Reasonable people can debate the pros and cons of targeted advertising, but the practice I’m talking about, selling detailed data about customers to third parties, has no pros. It shouldn’t have ever been legal.

I know because I spent 100+ hours reading privacy policies, finding these practices, and creating a directory of opt-out instructions. My not-for-profit site, https://SimpleOptOut.com, has made it a bit easier for tens or hundreds of thousands of people to opt out of data sharing that they would never have opted in to.

I want the Washington legislature to make my Web site obsolete.

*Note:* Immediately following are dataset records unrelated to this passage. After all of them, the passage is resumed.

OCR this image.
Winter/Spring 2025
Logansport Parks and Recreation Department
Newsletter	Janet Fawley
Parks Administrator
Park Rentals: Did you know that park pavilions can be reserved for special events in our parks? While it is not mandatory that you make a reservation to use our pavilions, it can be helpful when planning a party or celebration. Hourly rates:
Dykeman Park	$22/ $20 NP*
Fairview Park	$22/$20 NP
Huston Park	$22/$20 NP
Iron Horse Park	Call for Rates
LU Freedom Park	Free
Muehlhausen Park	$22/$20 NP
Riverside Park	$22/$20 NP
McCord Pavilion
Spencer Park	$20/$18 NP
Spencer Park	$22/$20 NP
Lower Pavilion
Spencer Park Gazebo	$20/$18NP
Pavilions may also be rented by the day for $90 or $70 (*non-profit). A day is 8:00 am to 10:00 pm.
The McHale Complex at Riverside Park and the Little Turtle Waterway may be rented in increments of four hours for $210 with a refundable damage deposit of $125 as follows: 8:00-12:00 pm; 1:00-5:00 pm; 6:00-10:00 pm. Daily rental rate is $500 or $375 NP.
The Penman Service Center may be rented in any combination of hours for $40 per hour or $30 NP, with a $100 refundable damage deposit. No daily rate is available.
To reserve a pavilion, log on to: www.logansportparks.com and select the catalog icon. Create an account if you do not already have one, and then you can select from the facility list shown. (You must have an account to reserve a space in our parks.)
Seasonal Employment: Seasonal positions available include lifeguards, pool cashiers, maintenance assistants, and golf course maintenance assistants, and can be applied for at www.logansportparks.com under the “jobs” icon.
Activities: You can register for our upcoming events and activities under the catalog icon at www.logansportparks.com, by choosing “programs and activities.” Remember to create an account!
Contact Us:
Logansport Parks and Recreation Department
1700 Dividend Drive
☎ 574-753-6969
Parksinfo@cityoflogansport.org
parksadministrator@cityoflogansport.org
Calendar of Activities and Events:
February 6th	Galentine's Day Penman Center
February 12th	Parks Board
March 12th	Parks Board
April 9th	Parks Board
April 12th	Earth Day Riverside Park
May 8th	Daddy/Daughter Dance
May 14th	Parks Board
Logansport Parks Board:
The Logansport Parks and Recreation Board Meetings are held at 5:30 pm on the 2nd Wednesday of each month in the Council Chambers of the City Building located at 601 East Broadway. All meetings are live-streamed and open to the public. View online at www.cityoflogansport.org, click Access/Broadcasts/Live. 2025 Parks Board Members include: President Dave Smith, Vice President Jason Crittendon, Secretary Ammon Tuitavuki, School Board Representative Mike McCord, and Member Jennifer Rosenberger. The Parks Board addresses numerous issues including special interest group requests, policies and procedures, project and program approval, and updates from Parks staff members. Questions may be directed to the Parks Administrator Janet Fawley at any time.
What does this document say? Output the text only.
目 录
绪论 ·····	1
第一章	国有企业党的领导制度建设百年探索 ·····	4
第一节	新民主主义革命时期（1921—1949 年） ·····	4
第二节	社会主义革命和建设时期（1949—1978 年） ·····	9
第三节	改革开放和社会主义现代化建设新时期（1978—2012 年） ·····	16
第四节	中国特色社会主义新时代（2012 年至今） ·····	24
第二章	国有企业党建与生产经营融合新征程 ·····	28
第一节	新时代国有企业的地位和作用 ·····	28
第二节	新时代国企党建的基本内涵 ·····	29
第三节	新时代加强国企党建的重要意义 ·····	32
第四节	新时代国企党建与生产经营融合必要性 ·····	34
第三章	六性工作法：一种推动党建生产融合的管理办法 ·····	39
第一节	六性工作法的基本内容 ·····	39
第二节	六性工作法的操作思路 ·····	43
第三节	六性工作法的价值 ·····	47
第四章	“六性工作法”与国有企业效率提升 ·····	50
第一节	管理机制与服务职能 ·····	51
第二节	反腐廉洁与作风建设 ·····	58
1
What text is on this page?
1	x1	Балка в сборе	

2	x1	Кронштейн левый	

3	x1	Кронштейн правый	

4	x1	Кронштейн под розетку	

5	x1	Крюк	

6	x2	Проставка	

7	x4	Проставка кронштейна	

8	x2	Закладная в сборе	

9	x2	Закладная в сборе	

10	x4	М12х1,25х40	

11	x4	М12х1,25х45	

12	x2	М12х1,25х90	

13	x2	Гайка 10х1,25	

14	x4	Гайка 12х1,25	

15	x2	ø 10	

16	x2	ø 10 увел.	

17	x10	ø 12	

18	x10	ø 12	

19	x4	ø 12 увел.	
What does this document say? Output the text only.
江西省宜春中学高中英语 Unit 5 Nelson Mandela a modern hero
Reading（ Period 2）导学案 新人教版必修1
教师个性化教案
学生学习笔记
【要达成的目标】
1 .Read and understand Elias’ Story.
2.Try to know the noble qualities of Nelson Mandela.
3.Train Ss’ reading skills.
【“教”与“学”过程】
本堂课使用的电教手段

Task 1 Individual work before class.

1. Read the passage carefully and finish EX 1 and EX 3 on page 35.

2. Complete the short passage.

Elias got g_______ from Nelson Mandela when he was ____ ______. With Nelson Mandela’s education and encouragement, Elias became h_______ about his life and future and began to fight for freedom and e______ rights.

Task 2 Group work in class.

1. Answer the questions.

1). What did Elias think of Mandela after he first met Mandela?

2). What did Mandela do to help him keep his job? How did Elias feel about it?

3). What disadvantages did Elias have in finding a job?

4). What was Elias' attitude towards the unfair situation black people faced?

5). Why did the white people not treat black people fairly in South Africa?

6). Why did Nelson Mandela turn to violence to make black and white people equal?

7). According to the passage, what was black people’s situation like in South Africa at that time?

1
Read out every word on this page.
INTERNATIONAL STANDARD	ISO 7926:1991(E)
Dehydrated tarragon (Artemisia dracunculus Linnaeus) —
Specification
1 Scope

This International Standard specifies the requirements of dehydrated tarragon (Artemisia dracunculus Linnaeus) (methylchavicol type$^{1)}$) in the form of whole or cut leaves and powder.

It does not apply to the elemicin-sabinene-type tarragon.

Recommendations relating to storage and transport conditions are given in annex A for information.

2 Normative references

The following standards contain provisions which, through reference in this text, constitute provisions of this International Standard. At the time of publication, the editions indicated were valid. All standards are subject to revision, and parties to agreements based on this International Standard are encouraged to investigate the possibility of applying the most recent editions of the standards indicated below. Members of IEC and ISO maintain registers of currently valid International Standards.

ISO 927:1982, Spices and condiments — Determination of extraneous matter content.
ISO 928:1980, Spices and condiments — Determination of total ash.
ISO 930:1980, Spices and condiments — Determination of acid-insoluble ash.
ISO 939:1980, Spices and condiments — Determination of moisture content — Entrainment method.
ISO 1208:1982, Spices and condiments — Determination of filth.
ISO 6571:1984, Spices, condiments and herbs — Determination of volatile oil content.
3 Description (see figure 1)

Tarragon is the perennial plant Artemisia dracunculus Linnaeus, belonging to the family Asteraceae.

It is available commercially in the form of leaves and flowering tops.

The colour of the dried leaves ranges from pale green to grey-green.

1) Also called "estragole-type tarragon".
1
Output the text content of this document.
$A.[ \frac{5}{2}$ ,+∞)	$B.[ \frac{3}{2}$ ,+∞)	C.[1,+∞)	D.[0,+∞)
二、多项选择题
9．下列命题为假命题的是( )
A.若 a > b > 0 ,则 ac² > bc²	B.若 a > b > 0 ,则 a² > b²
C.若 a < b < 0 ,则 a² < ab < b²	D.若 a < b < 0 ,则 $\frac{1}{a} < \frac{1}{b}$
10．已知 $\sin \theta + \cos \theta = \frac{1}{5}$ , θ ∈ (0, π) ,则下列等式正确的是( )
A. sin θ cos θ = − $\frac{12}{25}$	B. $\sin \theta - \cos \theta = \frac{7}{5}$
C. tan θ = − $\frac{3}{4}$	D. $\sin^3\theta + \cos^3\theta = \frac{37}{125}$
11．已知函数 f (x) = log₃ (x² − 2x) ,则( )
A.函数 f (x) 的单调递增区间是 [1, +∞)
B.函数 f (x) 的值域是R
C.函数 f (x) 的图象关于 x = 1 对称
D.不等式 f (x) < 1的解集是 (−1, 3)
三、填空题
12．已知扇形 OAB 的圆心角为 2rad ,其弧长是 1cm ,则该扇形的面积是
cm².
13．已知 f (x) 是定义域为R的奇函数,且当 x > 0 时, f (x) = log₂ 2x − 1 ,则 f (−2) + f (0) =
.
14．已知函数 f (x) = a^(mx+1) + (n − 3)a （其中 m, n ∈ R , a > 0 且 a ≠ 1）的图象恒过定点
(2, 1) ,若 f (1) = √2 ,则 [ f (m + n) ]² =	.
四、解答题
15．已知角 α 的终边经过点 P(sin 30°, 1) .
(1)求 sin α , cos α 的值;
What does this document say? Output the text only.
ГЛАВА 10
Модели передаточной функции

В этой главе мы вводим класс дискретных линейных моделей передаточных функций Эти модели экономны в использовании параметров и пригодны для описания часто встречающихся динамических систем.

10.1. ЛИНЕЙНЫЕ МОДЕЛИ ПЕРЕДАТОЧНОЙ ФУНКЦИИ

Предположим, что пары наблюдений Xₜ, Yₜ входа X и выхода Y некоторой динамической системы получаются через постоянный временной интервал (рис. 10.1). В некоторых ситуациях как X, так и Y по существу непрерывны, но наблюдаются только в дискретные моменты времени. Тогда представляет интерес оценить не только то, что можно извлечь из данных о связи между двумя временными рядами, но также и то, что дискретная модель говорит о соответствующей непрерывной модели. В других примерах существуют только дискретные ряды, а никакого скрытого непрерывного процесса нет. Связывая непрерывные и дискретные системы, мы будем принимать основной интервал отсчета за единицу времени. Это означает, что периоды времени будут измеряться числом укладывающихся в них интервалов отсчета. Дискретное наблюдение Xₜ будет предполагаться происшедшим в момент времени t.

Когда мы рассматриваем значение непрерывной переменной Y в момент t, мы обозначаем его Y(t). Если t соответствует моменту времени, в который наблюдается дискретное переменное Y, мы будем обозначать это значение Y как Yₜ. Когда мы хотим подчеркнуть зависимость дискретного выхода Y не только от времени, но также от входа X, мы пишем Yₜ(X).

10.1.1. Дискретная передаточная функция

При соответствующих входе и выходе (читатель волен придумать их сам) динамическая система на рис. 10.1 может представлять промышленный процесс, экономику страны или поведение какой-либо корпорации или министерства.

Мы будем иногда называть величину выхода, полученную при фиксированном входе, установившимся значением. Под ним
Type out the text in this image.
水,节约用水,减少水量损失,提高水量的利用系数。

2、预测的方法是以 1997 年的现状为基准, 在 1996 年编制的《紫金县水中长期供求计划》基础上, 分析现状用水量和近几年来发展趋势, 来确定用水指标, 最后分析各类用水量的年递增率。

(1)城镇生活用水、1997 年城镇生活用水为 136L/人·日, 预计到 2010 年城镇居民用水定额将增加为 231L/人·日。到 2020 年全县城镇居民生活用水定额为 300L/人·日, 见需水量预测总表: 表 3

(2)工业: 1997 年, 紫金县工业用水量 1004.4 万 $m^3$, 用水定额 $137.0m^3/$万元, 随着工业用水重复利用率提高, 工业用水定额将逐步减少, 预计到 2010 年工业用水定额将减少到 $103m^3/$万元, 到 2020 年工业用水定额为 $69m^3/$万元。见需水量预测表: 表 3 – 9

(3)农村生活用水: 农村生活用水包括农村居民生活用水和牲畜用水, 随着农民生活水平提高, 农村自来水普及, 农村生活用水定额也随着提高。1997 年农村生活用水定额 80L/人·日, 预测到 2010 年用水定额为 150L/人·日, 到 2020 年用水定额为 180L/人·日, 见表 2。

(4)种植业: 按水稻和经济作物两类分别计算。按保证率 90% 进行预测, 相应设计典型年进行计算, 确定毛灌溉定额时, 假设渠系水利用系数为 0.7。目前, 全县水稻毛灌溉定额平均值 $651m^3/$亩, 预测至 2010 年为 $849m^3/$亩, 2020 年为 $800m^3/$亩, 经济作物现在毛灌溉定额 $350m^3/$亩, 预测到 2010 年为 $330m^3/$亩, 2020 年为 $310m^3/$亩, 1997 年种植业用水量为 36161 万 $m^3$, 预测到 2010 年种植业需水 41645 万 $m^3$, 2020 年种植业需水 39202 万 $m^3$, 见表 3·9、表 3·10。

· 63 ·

This bill begins with ”The legislature finds that the people of Washington regard their privacy as a fundamental right” … and.. then it disregards that statement by requiring Washingtonians to opt out of these sales. Has anyone on the committee actually tried to opt out of data sharing? I have. You’ll spend most of a day digging through privacy policies, calling phone numbers, filling out web forms, and printing and mailing letters. If you’re lucky, after doing that 30 or 40 or 50 times, you’ll cover about half of the businesses that sell your data. My Web site makes that easier, but not easy – and that’s only because I’ve tried to mitigate a problem that the legislature should solve.

Opting out of data sharing requires so much time that less than 1% of Washington residents will actually do it. Instead of 100% of Washington residents having this so-called “fundamental right,” this bill will provide it to less than 1%. And that 1% will be well-educated computer engineers and attorneys. This bill makes privacy contingent on resources, on privilege and for no commercial justification. Unlike advertising, this doesn’t help a business deliver or market their products.

Since literally zero Washingtonians would opt in to having businesses sell their personal information for extra revenue, forcing each of us to opt out with each business is nonsensical.

Imagine if, in order to have First Amendment protection for something you wrote, you needed to visit every web site which might publish it or have access to it, find their instructions for opting out of First Amendment violations, and follow them - which could take two minutes or twenty minutes each - and then hope the business actually processed your request.

Or, imagine if every time you moved, you needed to call or visit the new city, county, state, and federal police and fill out a “Fourth Amendment violation opt-out” form. This form requested that they not unreasonably search or seize your property. Oh, you didn’t spend the time to opt-out of Fourth Amendment violations? You must not mind them.

That’s how this bill handles unnecessary data sharing. The right to request that an entity not sell my personal information to third parties… that’s not privacy. Privacy is not needing to do that in the first place.

There’s a better way. Require residents to opt in to data sharing for compensation. If privacy is a fundamental right like this bill says, then privacy should be the default. Nobody needs to opt out of having their other rights violated, and we shouldn’t need to opt out of having our privacy violated, either.

Alternatively, if the bill is going to require opting out, then change the rest of the bill so it’s accurate. Instead of stating that privacy is a fundamental right, explain that privacy is a luxury that the legislature is offering to state’s most privileged and technically experienced residents. Explain that businesses can assume residents don’t deserve and shouldn’t receive privacy, unless and until each individual informs each business using whatever method the business prefers.

If you’re thinking, “Wow, that sounds terrible,” you’re right. It does, because it is. All I did is accurately describe the bill’s current treatment of selling data.

Businesses should be able to deliver the products and services that we depend on, and to market them effectively, but not to share or sell our personal information with unaffiliated third parties for compensation. Please change this bill to deliver privacy for 100% of Washingtonians, not less than 1% like it does now.